The re-emergence of inflation and associated central bank monetary response has meant an historical perspective has been crucial to navigate the investment landscape successfully. The Yearbook provides a rich framework for addressing contemporary issues through the lens of financial history, with this year’s focus chapter presenting long-run evidence on corporate bonds and the credit premium.

Dan Dowd, Head of Global Research & Evidence Lab at UBS Investment Bank, said: “Through the acquisition of Credit Suisse, we have created an organization that is stronger than ever before, and better positioned to deliver leading expertise and insights to even more clients. We’re incredibly proud to continue the collaboration with the professors and deliver a body of work that carries deep relevance for clients across the firm, helping them navigate the investment challenges and opportunities that 2024 presents.”

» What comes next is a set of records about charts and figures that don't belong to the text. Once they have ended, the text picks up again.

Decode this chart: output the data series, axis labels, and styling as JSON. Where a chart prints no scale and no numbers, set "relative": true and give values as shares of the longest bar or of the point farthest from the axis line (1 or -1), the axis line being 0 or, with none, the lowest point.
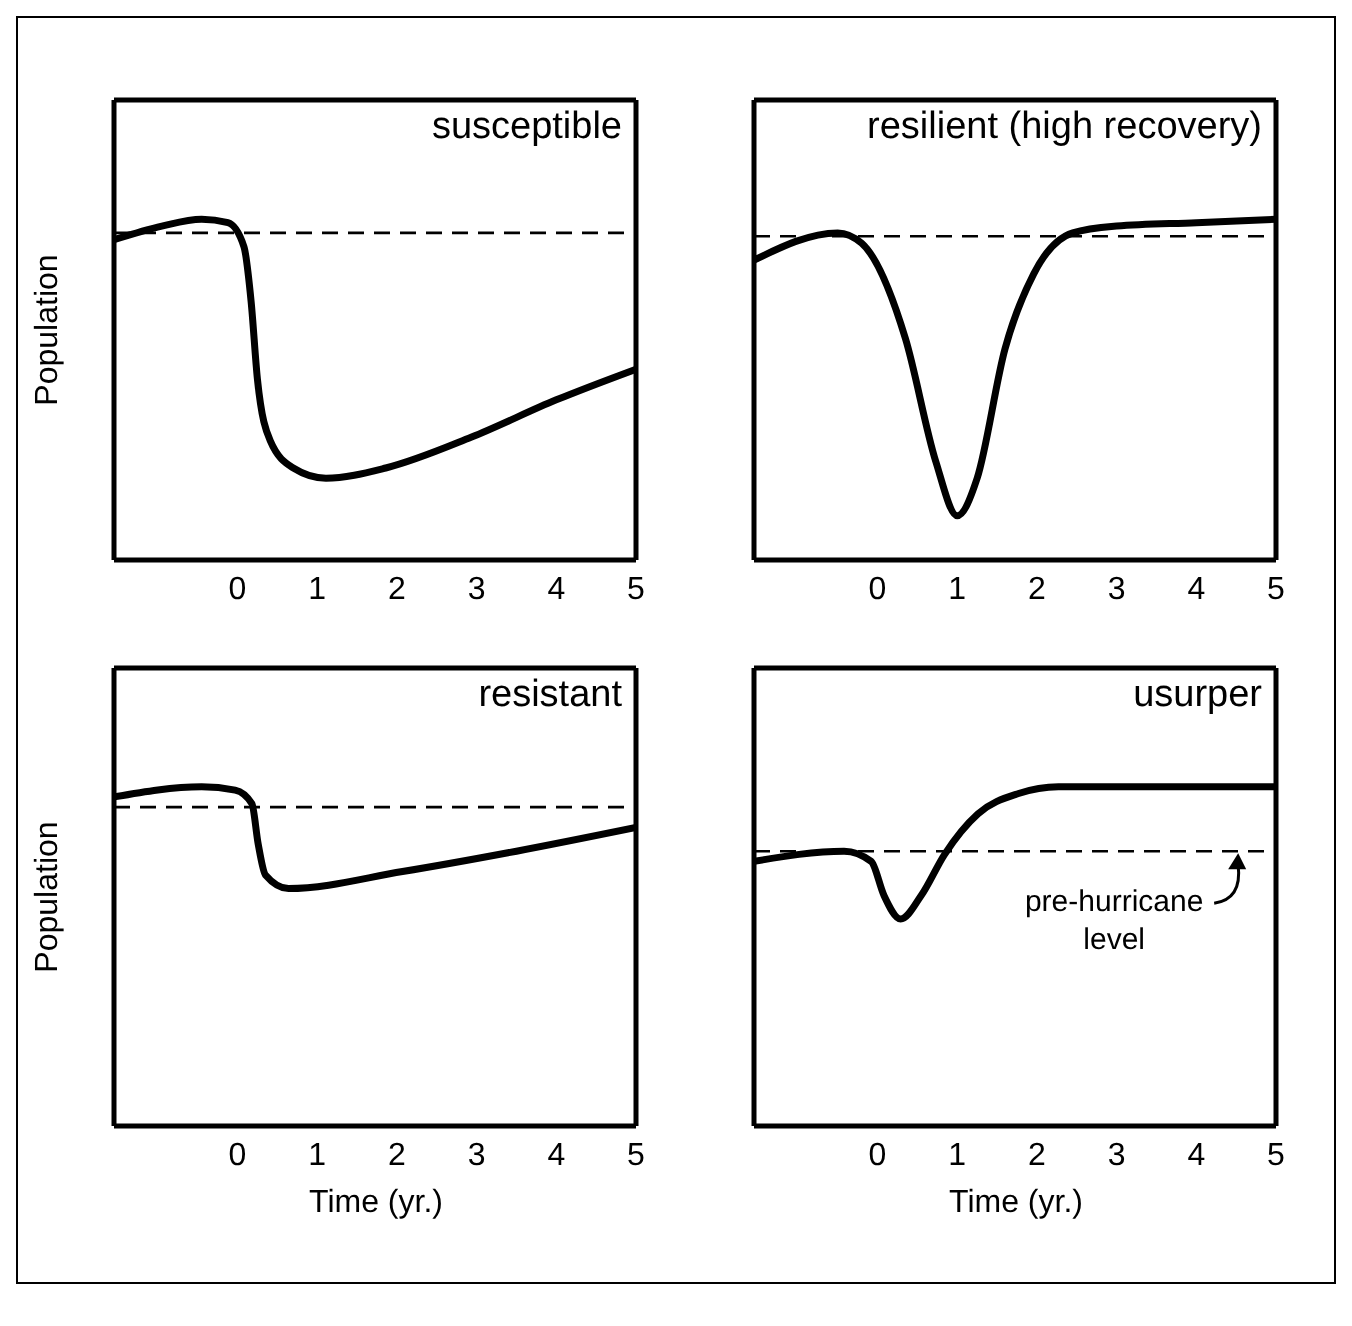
{
  "chart_data": [
    {
      "type": "line",
      "title": "susceptible",
      "ylabel": "Population",
      "relative": true,
      "xlim": [
        -1.55,
        5
      ],
      "xticks": [
        0,
        1,
        2,
        3,
        4,
        5
      ],
      "series": [
        {
          "color": "#000000",
          "x": [
            -1.55,
            -0.95,
            -0.45,
            -0.12,
            0.08,
            0.17,
            0.25,
            0.41,
            0.7,
            1.11,
            1.86,
            2.93,
            4.0,
            5.0
          ],
          "values": [
            0.94,
            0.98,
            1,
            0.99,
            0.92,
            0.76,
            0.53,
            0.35,
            0.27,
            0.24,
            0.27,
            0.36,
            0.47,
            0.56
          ]
        }
      ],
      "ref_lines": [
        {
          "axis": "y",
          "value": 0.96,
          "color": "#000000",
          "line_style": "dashed"
        }
      ]
    },
    {
      "type": "line",
      "title": "resilient (high recovery)",
      "relative": true,
      "xlim": [
        -1.55,
        5
      ],
      "xticks": [
        0,
        1,
        2,
        3,
        4,
        5
      ],
      "series": [
        {
          "color": "#000000",
          "x": [
            -1.55,
            -0.5,
            -0.2,
            0.35,
            0.73,
            1.0,
            1.25,
            1.6,
            1.96,
            2.45,
            3.0,
            4.0,
            5.0
          ],
          "values": [
            0.88,
            0.96,
            0.93,
            0.65,
            0.29,
            0.13,
            0.24,
            0.62,
            0.84,
            0.96,
            0.98,
            0.99,
            1
          ]
        }
      ],
      "ref_lines": [
        {
          "axis": "y",
          "value": 0.95,
          "color": "#000000",
          "line_style": "dashed"
        }
      ]
    },
    {
      "type": "line",
      "title": "resistant",
      "ylabel": "Population",
      "xlabel": "Time (yr.)",
      "relative": true,
      "xlim": [
        -1.55,
        5
      ],
      "xticks": [
        0,
        1,
        2,
        3,
        4,
        5
      ],
      "series": [
        {
          "color": "#000000",
          "x": [
            -1.55,
            -0.45,
            -0.03,
            0.18,
            0.26,
            0.35,
            0.64,
            2.07,
            3.5,
            5.0
          ],
          "values": [
            0.97,
            1,
            0.99,
            0.95,
            0.83,
            0.74,
            0.7,
            0.75,
            0.81,
            0.88
          ]
        }
      ],
      "ref_lines": [
        {
          "axis": "y",
          "value": 0.94,
          "color": "#000000",
          "line_style": "dashed"
        }
      ]
    },
    {
      "type": "line",
      "title": "usurper",
      "xlabel": "Time (yr.)",
      "relative": true,
      "xlim": [
        -1.55,
        5
      ],
      "xticks": [
        0,
        1,
        2,
        3,
        4,
        5
      ],
      "series": [
        {
          "color": "#000000",
          "x": [
            -1.55,
            -0.42,
            -0.08,
            0.08,
            0.29,
            0.55,
            0.84,
            1.26,
            1.77,
            2.27,
            5.0
          ],
          "values": [
            0.78,
            0.81,
            0.78,
            0.68,
            0.61,
            0.68,
            0.8,
            0.92,
            0.98,
            1,
            1
          ]
        }
      ],
      "ref_lines": [
        {
          "axis": "y",
          "value": 0.81,
          "color": "#000000",
          "line_style": "dashed",
          "label": "pre-hurricane level"
        }
      ]
    }
  ]
}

Mark Haefele, Chief Investment Officer at UBS Global Wealth Management, said: “The Global Investment Returns Yearbook is an authoritative guide to historic asset class performance, and it’s only by looking at the rise and fall of various asset classes over time that you can truly understand the importance of diversification and the full value of a disciplined asset allocation approach.”

Professor Paul Marsh at London Business School, said: “As markets transition to more “normal” interest rates and levels of inflation, this is the time to reflect on what to expect for the future. The Yearbook provides the historical evidence and perspective needed to underpin future investment strategy.”